Şimdi, değerli arkadaşlarım, bakın orada asker arkadaşlarımız oturuyorlar; bizim hiçbirimizde silah yok onlarda var. Yani Türkiye Büyük Meclisine silahla girebilecek kadar güveniyoruz biz bu arkadaşlarımıza ama sendika kurduklarında "Aman siyasete bulaşırlar da görevlerini yapmazlar." diye sendika haklarını engelliyoruz ve dünyanın hiçbir modern, aklı başında memleketinde, demokrasinin oturduğu memlekette askerlerin ve polislerin sendika kurmasına engel hiçbir şey yok, hepsinin sendikası var ama biz her nedense bu konuda askerimize, polisimize güvenmiyoruz.

Arkadaşlar, bir ülkenin en önemli unsuru bana sorarsanız ordudur. Ordular da itibarlarıyla savaşırlar.

Şimdi, evet, bizim ordumuzun zaman zaman darbeler yaptığı olmuştur bu ülkede ve biz bunlara şiddetle karşı çıktığımızı da her platformda söylüyoruz. Ancak bundan birkaç yıl önce, biliyorsunuz bu ülkede askerler kimi Ergenekoncu, kimi Balyozcu, kimi askerî casusluk, fuhuş muhuş diyerek yaka paça cezaevine atıldılar. Bu insanlar yıllarca cezaevinde kaldılar. Aileleri dağıldı, çolukları çocukları perişan oldu, meslek haklarını kaybettiler. Hatırlayın o zaman Sayın Başbakan demişti ki: "Ben bu davanın savcısıyım." Şimdi kalkıp diyorsunuz ki: "Yahu bize kumpas kurmuşlar."

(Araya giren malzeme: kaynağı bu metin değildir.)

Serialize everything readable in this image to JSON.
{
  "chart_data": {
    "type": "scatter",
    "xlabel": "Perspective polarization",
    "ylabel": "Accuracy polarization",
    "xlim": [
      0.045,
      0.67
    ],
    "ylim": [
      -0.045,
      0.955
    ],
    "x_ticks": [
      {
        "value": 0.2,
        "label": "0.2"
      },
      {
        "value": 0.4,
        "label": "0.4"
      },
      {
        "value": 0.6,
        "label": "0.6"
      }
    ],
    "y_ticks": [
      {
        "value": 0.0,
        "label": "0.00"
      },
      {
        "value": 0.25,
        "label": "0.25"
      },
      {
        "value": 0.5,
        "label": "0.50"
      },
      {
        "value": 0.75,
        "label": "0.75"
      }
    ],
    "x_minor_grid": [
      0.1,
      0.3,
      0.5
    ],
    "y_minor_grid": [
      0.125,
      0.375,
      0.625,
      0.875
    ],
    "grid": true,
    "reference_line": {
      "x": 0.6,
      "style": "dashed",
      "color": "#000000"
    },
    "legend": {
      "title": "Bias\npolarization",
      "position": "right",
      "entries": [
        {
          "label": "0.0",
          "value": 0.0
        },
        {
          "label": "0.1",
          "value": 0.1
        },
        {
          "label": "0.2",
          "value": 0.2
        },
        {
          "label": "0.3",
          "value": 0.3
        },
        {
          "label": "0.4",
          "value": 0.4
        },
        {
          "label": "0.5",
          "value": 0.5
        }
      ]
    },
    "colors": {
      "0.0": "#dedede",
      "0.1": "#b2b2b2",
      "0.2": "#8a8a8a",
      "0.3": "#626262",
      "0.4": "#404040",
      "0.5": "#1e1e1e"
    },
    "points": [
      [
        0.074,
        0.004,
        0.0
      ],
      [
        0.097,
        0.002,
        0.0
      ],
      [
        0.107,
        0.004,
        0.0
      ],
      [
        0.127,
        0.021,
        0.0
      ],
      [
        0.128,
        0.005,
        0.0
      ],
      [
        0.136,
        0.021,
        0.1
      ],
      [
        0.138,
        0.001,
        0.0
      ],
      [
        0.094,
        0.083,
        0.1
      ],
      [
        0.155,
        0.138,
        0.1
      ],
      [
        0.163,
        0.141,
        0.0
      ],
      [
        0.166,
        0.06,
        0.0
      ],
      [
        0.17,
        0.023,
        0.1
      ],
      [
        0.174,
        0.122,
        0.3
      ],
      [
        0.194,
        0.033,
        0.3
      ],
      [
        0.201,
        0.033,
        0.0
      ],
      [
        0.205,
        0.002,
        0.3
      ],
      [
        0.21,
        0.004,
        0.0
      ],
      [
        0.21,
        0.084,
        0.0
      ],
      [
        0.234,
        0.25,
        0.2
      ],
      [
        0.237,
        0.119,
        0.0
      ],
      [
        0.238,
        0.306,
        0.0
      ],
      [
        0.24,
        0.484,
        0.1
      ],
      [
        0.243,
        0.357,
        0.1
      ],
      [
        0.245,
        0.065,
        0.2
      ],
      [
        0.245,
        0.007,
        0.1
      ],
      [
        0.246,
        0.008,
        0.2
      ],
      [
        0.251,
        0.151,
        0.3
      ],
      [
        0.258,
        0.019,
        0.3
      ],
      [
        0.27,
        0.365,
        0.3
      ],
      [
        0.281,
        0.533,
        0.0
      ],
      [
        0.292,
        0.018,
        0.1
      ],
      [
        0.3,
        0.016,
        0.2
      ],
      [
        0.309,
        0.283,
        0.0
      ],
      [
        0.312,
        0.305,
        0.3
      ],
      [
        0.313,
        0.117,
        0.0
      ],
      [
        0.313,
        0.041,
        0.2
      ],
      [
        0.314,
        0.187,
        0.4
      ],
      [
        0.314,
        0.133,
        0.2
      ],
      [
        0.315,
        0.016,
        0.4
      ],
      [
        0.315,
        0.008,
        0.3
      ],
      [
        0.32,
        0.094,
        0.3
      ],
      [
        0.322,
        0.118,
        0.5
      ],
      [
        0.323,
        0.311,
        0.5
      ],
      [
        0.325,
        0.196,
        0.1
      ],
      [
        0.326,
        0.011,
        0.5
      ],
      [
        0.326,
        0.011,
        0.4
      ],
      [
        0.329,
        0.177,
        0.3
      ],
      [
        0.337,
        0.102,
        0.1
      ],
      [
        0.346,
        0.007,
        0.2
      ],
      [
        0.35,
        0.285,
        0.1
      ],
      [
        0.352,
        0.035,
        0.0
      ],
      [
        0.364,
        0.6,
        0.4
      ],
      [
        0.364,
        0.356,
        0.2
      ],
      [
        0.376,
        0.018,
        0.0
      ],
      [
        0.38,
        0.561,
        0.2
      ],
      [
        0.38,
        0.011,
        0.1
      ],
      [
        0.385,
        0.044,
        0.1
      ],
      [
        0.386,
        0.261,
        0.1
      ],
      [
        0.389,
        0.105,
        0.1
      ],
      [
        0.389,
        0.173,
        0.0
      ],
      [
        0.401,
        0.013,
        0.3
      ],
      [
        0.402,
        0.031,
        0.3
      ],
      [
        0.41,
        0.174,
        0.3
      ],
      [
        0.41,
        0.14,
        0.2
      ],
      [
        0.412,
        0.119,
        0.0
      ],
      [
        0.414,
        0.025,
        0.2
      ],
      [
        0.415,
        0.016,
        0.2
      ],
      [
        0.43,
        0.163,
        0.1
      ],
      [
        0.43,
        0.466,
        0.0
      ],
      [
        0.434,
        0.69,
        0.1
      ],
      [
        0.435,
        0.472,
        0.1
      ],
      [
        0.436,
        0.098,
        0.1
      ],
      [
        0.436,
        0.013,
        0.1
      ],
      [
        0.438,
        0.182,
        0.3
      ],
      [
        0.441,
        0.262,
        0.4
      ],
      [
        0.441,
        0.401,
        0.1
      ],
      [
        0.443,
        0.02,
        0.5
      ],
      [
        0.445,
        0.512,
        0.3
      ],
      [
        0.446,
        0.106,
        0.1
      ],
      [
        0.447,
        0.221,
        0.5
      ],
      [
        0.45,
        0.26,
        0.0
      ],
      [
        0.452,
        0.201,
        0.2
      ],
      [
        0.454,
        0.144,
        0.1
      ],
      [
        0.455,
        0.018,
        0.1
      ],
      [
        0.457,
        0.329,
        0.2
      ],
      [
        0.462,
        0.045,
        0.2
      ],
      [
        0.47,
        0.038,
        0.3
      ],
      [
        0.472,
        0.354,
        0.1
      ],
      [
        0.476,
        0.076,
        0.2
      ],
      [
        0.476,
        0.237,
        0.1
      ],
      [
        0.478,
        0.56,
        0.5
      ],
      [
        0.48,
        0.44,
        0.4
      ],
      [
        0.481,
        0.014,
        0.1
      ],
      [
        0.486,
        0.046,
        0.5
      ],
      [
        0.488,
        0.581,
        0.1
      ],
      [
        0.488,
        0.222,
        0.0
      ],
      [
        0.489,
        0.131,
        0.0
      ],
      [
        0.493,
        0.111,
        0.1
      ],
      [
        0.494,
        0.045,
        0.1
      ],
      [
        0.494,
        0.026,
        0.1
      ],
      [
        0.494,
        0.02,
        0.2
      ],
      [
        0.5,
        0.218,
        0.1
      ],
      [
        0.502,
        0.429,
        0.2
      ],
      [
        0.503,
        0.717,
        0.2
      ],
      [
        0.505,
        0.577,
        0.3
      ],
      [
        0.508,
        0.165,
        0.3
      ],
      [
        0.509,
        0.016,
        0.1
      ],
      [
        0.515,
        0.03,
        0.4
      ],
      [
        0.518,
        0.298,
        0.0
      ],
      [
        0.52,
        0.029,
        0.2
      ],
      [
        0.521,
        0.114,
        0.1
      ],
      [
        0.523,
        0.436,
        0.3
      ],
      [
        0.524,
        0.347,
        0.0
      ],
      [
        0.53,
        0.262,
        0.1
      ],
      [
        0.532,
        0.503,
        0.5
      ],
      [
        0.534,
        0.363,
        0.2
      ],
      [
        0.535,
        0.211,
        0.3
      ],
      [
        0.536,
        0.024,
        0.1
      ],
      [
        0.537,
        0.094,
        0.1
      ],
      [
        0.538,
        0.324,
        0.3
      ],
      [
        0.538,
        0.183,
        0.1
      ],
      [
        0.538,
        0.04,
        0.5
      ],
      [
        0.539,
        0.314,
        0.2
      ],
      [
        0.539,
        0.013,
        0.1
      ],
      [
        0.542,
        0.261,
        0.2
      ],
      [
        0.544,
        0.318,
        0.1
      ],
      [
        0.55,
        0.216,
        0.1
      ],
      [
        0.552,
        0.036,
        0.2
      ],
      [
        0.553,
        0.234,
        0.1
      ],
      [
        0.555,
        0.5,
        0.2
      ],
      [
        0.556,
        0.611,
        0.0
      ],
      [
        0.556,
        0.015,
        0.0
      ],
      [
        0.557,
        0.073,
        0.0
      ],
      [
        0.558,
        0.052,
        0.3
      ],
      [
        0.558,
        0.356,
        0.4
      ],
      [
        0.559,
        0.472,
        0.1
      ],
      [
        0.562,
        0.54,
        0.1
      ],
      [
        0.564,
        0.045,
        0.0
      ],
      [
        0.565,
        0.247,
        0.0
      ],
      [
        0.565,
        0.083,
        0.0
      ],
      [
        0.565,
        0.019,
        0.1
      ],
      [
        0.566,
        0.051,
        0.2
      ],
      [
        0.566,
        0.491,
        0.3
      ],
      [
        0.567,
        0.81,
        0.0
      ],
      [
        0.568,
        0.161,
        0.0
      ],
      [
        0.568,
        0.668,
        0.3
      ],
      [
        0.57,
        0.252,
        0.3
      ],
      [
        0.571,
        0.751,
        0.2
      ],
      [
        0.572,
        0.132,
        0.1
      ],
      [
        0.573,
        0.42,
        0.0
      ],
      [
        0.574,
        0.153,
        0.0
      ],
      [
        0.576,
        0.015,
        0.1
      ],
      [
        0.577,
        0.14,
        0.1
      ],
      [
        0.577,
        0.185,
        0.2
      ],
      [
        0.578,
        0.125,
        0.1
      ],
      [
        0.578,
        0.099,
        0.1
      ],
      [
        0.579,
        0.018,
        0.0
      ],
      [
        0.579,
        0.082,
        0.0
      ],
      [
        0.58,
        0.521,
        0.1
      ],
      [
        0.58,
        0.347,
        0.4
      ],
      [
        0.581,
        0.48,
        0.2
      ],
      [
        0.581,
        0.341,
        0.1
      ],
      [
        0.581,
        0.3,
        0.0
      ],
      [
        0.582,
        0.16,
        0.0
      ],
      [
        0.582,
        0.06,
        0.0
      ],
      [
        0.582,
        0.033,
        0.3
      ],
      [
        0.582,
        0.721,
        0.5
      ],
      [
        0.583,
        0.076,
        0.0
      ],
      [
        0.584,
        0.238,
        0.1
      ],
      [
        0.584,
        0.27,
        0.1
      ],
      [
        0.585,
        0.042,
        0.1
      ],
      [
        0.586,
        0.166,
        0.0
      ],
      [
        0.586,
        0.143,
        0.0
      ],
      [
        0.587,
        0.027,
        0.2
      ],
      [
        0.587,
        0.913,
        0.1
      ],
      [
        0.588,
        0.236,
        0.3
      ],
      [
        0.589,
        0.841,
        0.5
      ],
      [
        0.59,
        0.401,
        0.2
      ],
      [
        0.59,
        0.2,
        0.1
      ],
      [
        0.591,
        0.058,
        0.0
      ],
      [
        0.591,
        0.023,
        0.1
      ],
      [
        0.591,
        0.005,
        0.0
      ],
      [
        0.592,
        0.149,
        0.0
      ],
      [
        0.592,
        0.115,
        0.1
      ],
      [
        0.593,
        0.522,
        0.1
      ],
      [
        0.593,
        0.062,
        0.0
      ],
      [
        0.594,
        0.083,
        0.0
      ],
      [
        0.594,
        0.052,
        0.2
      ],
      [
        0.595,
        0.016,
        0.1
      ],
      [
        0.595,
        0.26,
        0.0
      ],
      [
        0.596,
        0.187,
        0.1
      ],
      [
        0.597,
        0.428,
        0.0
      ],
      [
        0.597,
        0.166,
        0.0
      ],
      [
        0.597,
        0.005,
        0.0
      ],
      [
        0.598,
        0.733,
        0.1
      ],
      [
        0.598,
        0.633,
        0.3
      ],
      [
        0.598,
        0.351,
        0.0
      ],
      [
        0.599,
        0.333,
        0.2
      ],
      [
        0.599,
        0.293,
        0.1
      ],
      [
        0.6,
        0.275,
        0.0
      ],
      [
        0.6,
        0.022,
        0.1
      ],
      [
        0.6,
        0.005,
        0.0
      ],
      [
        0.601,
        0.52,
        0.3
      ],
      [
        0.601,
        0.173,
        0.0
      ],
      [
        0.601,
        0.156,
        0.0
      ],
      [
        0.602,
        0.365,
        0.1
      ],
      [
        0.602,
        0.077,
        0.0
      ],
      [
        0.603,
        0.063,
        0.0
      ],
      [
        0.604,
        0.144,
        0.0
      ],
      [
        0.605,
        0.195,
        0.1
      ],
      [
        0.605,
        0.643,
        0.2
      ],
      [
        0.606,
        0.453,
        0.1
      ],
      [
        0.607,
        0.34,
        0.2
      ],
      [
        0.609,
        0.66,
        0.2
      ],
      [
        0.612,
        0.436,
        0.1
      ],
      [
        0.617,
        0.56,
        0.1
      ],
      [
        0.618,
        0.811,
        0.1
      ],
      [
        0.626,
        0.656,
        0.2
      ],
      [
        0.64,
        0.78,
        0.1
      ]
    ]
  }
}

Şimdi, değerli arkadaşlarım, onlarca insanın hayatı karartıldı. Bırakın, maddi manevi zararlarını bırakın, bir kere, bu Meclis bu insanların... Darbe girişiminde bulunanlar varsa hiçbir sözüm yok yargılansınlar, cezalarını çeksinler ama bu işe bulaşmayan insanların itibarlarını iade etmek zorundayız. İnsanlar itibarlarıyla yaşar. Bunların komşuları var, akrabaları var, çolukları çocukları var. Bu insanlar sokağa çıkamaz durumdalar. Madem suçları yoktu, madem bu kumpastı, o zaman neden bu adamların itibarlarını iade etmiyoruz? Meclisin bu konuda çalışma yapmasının şart olduğunu düşünüyorum arkadaşlar.

Yine az önce benim hemşehrim, Tokat milletvekilimiz bahsetti, ordudan ayrılan astsubaylar var, erler, erbaşlar. Bir yasa çıkarılmış, diyor ki: "İki yıl sonra gidersin sivilde çalışırsın."

Değerli arkadaşlarım, samimiyetle söylüyorum, mutlaka sizlerde de var, her milletvekiline en az 100 tane müracaat var, "Bize iş bulun." ve bu insanlar işlerinden istifa ettikleri için de çoluğu çocuğu aç kalmış, perişan durumdalar. Bu Meclisin bunu çözmesi lazım; ya bu maddeyi kaldıralım -eğer öyle yapılması gerekiyorsa bunu kaldıralım- ya da bu insanlara bir iş sahası açalım. Yani bunu mutlaka düzeltmek zorundayız çünkü yüzlerce insan, yani toplam sayının 10 bin civarında olduğunu biliyorum, bu insanların hepsi mağdurlar. Yani bunların mağduriyetini de lütfen giderelim çünkü biz bunun için buradayız, bu insanlar bizi bu nedenle buraya gönderiyorlar.

Şimdi, bakın, arkadaşlar, hep "darbe, darbe, darbe, darbe..." Darbeden hepimiz şikâyetçiyiz, hiç şikâyetçi olmayan kimse yok. Bakın, birkaç gün önce Mecliste bir oylama yapıldı, yaklaşık 40 küsur AKP milletvekili bu oylamalara "evet" dedi. Ne oldu arkadaşlar? Hani bu darbeydi? Demek ki darbe marbe yokmuş, demek ki ortada bir şeyler varmış; bunu biz söyleyince suç oluyor ama AKP'li milletvekilleri gelip oy kullanınca suç olmuyor. Bu darbe lafından falan vazgeçin. Bu işin sorumlularını, bu ülkede kim yolsuzluk yaptıysa, kim tüyü bitmemiş yetimin hakkını yediyse onları yargının önüne çıkarın.